FastReport Embarcadero Edition(Ver.6.4.10)をインストール後、Recompile Wizardで日本語化したとき、
のようになります。
日本語のリソースファイルを書き換えてみよう
各言語のリソースファイルは、FastReportをインストールしたフォルダーの Res フォルダーにあり、日本語のリソースファイルは、Res\Japanese フォルダーにあります。
Recompile Wizard で日本語化するときは、このリソースファイルを使っているようです。
この日本語のリソースファイルですが、いくつか注意する点があります。
- すべての文字が日本語に翻訳されているわけではなく、英語のままの箇所がある。
- 日本語に翻訳されている箇所でも、別の文字にしたほうがいい箇所がある。
- 一部データが欠落していることがある。(英語のリソースファイルのみに存在。)
そこで、「印刷ダイアログ」と「PDFファイルへのエクスポート」の文字をいくつか変更してみたいと思います。
日本語の各リソースファイルを下記のように、書き換えます。
印刷ダイアログ
ファイル | Name | 元のText | 書き換え後のText |
---|---|---|---|
frxrcClass.xml | 201 | プリンタ名 | プリンター |
frxrcClass.xml | 212 | Name: | 名前: |
frxrcClass.xml | 207 | !Other | その他 |
frxrcClass.xml | 206 | 印刷 | 印刷対象 |
frxrcClass.xml | 211 | !Order | ページの順序 |
frxrcClass.xml | 216 | Duplex | 両面印刷 |
frxrcClass.xml | 213 | Print mode | 印刷モード |
frxrcClass.xml | 214 | Print on sheet | 用紙サイズの指定 |
PDFファイルへのエクスポート
ファイル | Name | 元のText | 書き換え後のText |
---|---|---|---|
frxrcExports.xml | 8700 | PDF 形式へのエクスポート | PDF ファイルへのエクスポート |
frxrcExports.xml | 8710 | PDF Standard: | PDFの規格: |
frxrcExports.xml | 8711 | PDF Version: | PDFのバージョン: |
frxrcExports.xml | 8712 | Compressed | 圧縮 |
frxrcExports.xml | 8704 | 概観 | アウトライン |
frxrcExports.xml | 8709 | Transparency | 透過 |
なお、8709, 8710, 8711, 8712は、FastReportインストール直後では日本語のリソースファイルに含まれておらず、1回でも、Recompile Wizard で日本語化したら、自動的に追加されるようです。

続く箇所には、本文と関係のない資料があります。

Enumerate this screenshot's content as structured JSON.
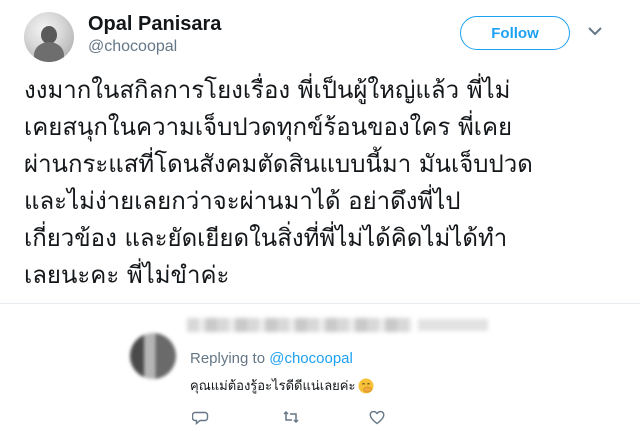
{
  "tweet": {
    "display_name": "Opal Panisara",
    "handle": "@chocoopal",
    "follow_label": "Follow",
    "lines": [
      "งงมากในสกิลการโยงเรื่อง พี่เป็นผู้ใหญ่แล้ว พี่ไม่",
      "เคยสนุกในความเจ็บปวดทุกข์ร้อนของใคร พี่เคย",
      "ผ่านกระแสที่โดนสังคมตัดสินแบบนี้มา มันเจ็บปวด",
      "และไม่ง่ายเลยกว่าจะผ่านมาได้ อย่าดึงพี่ไป",
      "เกี่ยวข้อง และยัดเยียดในสิ่งที่พี่ไม่ได้คิดไม่ได้ทำ",
      "เลยนะคะ พี่ไม่ขำค่ะ"
    ]
  },
  "reply": {
    "replying_prefix": "Replying to ",
    "replying_handle": "@chocoopal",
    "text": "คุณแม่ต้องรู้อะไรดีดีแน่เลยค่ะ",
    "emoji_icon": "face-with-hand-over-mouth-icon"
  },
  "colors": {
    "accent": "#1da1f2",
    "secondary_text": "#657786",
    "divider": "#e6ecf0"
  }
}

もし、日本語のリソースファイルに含まれていない場合、英語のリソースファイルにある
<StrRes Name="8709" Text="Transparency"/>
<StrRes Name="8710" Text="PDF Standard:"/>
<StrRes Name="8711" Text="PDF Version:"/>
<StrRes Name="8712" Text="Compressed"/>
をコピーして、日本語のリソースファイルに追加してから、Textを書き換えます。
書き換えが完了したら、Recompile Wizardを実行します。
最後に
FastReportのアップデートがリリースされるごとに、手作業で書き換えを行うのは手間なので、
- 英語のリソースファイルと日本語のリソースファイルを比較して、欠落しているデータは日本語のリソースファイルに追加する
- 置き換えたい文字列を、あらかじめCSVファイルなどに保存しておき、日本語のリソースファイルの該当箇所を書き換える
これらを行うプログラムを、作ってしまえば良いかもしれません。